Background: MOXIe Part 2 (NCT02255435) was a randomized, double-blind, placebo-controlled trial evaluating omaveloxolone 150 mg once daily for 48 weeks in patients with Friedreich ataxia. Upon study completion, patients could enter an open-label extension. In the MOXIe study, elevations in alanine aminotransferase (ALT) and aspartate aminotransferase (AST) levels were reported more frequently with omaveloxolone versus placebo. These elevations were mild to moderate and generally asymptomatic, transient, and reversible following treatment discontinuation. None of the patients who experienced aminotransferase elevations met Hy’s law criteria, defined as concomitant total bilirubin increases >2× the upper limit of normal.

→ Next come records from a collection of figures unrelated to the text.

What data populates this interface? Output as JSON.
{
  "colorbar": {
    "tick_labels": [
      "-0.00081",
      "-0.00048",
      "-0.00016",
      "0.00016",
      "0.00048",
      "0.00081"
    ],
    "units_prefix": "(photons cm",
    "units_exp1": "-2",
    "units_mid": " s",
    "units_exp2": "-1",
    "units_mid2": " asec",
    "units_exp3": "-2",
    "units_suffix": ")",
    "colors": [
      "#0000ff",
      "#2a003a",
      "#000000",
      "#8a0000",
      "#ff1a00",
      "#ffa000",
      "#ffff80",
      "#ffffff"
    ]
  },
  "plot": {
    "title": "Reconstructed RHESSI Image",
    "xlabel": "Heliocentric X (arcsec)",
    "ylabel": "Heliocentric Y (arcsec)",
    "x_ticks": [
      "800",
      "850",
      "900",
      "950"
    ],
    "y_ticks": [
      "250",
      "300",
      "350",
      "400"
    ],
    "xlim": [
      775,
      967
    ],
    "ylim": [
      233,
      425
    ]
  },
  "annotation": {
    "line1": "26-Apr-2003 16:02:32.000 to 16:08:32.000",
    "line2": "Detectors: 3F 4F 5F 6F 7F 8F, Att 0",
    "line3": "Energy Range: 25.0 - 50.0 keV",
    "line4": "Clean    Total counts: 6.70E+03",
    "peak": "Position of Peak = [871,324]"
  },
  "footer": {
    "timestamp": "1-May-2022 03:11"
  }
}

Omaveloxolone is an activator of nuclear erythroid 2 related factor 2 (Nrf2), a transcription factor that regulates the expression of genes involved in redox balance, cellular metabolism, and mitochondrial function. Aminotransferases also play key roles in several metabolic processes and are known to adapt to metabolic demand.
Objectives: We aimed to better understand the relationship between omaveloxolone treatment and aminotransferase levels by assessing the tissue distribution of ALT and AST isoforms in human tissue samples and by measuring the effect of omaveloxolone on aminotransferase gene expression in cultured cells.
Results: ALT and AST influence redox balance and mitochondrial metabolism by contributing to glutathione production and by regulating the NAD+/NADH ratio via the malate-aspartate shuttle. We found that aminotransferases are widely expressed in several human tissues. In addition, expression of the genes encoding ALT and AST was influenced by treatment with omaveloxolone in multiple cell types. The transient rise in serum aminotransferase levels observed with omaveloxolone treatment may occur as a metabolic adaptation driven by the activation of Nrf2. However, the extent to which, or if, this occurs with omaveloxolone is unknown.
Conclusions: The mechanism of action of omaveloxolone alters cellular metabolic pathways that involve aminotransferase activity. These metabolic shifts may have contributed, in part, to the increases in serum aminotransferases observed in MOXIe Part 2.